Вскоре он понял, что памятники вовсе не были безликими. На них были выгравированы знакомые имена – имена друзей и врагов, которых он свёл в могилу.
Питер панически отшатнулся, но споткнулся о какое-то невидимое препятствие. Лишь в этот момент он заметил, что на нём яркий костюм, позорным клеймом выделяющийся на бело-сером фоне. Питер в ужасе побежал, но нигде не мог скрыться от гложущего чувства вины.
Насмешливые и ехидные голоса вернулись. Питеру хотелось, чтобы негодяи наконец атаковали не маску, а человека под ней, но попытки сорвать с головы капюшон с пустыми линзами глазниц и узором в виде паутины были тщетны.
– Хватит, – взмолился он, – хватит! Оставьте меня в покое!
Кто-то схватил Питера за шиворот и развернул. Питер увидел угрожающий, жуткий силуэт Крэйвена-охотника, облачённого в костюм Человека-паука и смеющегося под аккомпанемент африканских барабанов. Смех Крэйвена становился всё громче, превращаясь в адский хохот; лицо Охотника вытянулось и побледнело, уголки рта поднялись, обнажая хищные зубы. Тёмная грива волос окрасилась оранжевым, уши заострились. Крэйвен повалил Питера на могилу, а сам запрыгнул на неизвестно откуда взявшийся чёрный планер, украшенный головой летучей мыши. Но это был уже не Крэйвен. На его месте, смеясь во весь рот, стоял…
– Хобгоблин!
Питер резко вскочил и вытянул руку, чтобы выстрелить в планер паутиной, но устройства на руке не оказалось, и ухмыляющаяся гротескная фигура вскоре скрылась из виду. Небо, как и земля под ногами Питера, казалось бесконечным пространством белизны. Питер двинулся вперёд, пытаясь проследить, куда исчез планер Хобгоблина, но…
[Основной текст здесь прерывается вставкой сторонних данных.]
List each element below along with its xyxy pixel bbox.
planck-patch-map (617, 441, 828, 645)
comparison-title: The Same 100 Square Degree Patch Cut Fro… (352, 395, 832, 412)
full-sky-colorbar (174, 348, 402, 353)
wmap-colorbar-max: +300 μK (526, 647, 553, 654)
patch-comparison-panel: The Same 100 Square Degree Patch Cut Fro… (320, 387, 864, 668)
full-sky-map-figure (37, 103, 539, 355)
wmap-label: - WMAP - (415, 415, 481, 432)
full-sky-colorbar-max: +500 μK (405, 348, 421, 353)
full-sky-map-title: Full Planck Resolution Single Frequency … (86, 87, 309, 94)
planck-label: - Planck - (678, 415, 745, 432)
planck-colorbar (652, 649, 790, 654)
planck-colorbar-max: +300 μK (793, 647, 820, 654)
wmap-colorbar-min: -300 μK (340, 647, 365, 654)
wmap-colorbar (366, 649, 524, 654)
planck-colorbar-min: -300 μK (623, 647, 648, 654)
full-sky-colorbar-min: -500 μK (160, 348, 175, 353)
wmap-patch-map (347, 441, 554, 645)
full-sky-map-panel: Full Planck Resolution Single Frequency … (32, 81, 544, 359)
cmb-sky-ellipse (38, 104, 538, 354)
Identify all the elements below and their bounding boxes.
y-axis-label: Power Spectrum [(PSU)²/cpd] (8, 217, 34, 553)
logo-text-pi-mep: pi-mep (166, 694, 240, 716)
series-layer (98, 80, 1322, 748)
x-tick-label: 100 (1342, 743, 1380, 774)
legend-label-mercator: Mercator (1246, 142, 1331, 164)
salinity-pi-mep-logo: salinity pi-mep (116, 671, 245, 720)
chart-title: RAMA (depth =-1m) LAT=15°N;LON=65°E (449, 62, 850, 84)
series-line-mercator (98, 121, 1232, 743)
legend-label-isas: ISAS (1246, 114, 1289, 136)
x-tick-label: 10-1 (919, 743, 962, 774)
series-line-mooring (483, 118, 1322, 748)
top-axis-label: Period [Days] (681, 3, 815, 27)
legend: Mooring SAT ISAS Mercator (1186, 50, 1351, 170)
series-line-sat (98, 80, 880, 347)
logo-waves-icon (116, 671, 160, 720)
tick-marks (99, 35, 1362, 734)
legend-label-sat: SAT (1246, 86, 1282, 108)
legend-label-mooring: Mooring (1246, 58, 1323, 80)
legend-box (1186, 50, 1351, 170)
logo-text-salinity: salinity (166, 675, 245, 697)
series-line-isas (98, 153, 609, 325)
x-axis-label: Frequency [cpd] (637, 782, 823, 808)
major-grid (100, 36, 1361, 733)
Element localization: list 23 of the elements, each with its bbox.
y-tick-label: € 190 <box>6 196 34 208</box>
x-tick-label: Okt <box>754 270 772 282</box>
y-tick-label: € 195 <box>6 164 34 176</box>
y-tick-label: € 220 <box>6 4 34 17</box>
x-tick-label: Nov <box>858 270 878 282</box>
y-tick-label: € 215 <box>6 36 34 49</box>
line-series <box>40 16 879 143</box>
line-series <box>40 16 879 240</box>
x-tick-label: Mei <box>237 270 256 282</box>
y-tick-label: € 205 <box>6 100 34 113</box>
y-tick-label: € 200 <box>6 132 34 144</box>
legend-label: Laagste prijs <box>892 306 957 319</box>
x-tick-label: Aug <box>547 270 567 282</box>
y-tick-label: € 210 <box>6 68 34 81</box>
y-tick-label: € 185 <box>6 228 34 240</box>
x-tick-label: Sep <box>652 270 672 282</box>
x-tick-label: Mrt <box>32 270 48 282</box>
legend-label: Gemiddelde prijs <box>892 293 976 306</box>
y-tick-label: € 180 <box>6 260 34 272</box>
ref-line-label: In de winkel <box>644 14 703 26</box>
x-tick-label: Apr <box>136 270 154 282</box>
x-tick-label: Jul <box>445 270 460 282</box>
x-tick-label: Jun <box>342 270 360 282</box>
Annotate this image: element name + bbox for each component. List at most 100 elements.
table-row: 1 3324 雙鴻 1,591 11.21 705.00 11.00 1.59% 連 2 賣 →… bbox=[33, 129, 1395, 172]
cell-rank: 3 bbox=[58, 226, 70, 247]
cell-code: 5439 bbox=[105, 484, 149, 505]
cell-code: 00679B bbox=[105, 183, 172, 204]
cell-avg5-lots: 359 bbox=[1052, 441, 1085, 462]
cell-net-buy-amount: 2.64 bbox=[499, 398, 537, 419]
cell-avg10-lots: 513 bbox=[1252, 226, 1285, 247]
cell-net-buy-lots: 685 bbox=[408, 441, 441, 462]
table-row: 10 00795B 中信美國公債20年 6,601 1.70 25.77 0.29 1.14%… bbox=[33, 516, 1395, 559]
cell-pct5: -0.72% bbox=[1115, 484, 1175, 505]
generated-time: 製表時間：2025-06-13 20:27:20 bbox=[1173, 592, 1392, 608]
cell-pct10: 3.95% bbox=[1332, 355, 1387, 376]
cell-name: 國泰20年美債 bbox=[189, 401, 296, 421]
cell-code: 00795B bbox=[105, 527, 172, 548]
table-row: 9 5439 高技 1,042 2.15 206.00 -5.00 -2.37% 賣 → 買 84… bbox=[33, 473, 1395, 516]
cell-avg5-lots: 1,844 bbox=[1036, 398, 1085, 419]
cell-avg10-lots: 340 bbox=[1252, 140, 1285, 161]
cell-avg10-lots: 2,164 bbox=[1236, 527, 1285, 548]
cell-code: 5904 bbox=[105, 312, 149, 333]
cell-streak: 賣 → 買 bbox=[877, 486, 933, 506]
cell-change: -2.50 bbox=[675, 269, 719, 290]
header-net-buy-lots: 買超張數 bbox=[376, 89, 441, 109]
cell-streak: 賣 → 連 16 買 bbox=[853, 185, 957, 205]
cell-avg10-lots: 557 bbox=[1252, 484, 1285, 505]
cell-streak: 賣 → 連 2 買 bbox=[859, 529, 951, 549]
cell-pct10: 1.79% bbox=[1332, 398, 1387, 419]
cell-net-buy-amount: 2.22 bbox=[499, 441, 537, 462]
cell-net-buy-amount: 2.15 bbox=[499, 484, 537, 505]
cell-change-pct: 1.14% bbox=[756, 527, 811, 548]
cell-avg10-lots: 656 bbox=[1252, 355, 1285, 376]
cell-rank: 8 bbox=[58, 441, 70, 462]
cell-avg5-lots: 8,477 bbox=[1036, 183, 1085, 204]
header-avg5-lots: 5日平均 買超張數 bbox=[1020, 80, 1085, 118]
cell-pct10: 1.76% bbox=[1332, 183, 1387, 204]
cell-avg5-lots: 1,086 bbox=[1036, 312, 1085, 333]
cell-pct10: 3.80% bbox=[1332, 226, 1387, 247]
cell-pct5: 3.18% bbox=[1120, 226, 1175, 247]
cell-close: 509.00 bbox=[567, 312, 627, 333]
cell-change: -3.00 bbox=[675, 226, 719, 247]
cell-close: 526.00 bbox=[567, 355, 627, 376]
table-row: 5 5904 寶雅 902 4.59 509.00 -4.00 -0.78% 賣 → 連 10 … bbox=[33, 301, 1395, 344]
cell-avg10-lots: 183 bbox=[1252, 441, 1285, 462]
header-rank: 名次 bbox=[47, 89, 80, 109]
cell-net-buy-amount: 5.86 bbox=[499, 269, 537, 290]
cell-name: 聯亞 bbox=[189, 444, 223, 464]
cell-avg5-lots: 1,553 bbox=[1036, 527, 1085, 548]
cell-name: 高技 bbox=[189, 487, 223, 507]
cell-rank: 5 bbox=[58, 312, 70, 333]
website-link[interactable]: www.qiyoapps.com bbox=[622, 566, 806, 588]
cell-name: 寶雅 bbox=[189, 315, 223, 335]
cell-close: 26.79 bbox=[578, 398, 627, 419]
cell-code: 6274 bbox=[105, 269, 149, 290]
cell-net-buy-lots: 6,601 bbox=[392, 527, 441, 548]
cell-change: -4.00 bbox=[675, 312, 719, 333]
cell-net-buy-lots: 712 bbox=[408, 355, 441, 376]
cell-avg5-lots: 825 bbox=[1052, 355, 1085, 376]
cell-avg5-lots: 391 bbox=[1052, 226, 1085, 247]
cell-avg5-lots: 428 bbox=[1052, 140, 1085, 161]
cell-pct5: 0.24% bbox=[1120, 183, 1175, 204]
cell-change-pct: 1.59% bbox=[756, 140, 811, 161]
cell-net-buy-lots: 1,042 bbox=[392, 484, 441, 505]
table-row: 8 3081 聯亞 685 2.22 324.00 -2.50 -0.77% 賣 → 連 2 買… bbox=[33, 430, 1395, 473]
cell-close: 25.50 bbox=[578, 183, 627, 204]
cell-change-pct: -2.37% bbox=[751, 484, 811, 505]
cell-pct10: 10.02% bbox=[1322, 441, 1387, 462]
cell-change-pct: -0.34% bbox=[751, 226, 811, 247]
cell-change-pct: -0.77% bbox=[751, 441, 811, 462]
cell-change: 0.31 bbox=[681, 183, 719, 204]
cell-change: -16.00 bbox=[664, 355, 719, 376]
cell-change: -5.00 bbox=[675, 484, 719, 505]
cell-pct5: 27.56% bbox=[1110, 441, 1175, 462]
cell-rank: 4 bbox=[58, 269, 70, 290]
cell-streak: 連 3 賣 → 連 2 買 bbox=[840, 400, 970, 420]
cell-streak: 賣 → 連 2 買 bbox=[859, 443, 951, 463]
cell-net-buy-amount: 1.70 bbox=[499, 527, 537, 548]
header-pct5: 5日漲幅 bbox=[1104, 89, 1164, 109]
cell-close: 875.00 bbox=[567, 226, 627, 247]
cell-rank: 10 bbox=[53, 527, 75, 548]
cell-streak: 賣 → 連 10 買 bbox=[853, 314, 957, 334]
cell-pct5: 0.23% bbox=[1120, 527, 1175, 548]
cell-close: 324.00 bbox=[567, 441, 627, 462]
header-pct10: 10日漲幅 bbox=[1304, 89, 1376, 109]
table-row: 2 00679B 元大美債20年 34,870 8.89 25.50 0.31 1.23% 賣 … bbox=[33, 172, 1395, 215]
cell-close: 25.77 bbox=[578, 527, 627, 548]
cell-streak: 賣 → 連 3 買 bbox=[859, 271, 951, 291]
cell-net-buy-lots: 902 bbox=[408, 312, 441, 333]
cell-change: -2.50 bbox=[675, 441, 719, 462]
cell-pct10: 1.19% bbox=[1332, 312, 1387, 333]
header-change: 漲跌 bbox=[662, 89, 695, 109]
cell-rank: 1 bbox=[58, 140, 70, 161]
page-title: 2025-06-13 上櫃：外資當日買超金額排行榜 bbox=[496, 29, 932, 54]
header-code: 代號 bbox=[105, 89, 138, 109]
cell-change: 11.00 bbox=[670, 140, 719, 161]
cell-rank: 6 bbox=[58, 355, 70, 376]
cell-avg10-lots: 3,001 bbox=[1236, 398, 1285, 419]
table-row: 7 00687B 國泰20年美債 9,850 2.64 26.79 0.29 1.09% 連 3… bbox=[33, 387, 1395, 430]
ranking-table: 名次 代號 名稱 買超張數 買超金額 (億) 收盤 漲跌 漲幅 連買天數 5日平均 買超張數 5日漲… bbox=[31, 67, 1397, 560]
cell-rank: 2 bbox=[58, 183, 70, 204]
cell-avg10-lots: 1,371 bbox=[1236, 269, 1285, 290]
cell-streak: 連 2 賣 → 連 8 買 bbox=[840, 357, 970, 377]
На его пути выросло надгробие. Надпись на граните гласила: «Здесь покоится Нед Лидс».
– Не может быть, – зарыдал Питер. – Это неправда.
(«Питер, это же кладбище, – донёсся откуда– то голос Неда. – Всё логично. Ты ведь давно ходишь рука об руку со смертью. Ты с ней знаком куда дольше, чем со мной. Вы не просто друзья… вы – команда. Человек-паук и Смерть. Жуткое, удивительное, вечное партнёрство».)
Питер взмахнул руками.
– Неправда! Я ненавижу смерть! Ненавижу!
(«Пит, вы со Смертью навсегда повязаны. Ты приносишь ей жертвы, а взамен получаешь… что же ты получаешь? Пойдём и разузнаем?»)
Земля под ногами пошла ходуном. Ряды надгробий расступились, демонстрируя выбитые на их отшлифованной поверхности имена.
(«Питер, посмотри вокруг и скажи, что ты видишь».)
Питер хотел было закрыть лицо руками, но невидимые паучьи лапки не позволили ему этого сделать. Его принуждали смотреть, принуждали отдавать последнюю дань усопшим.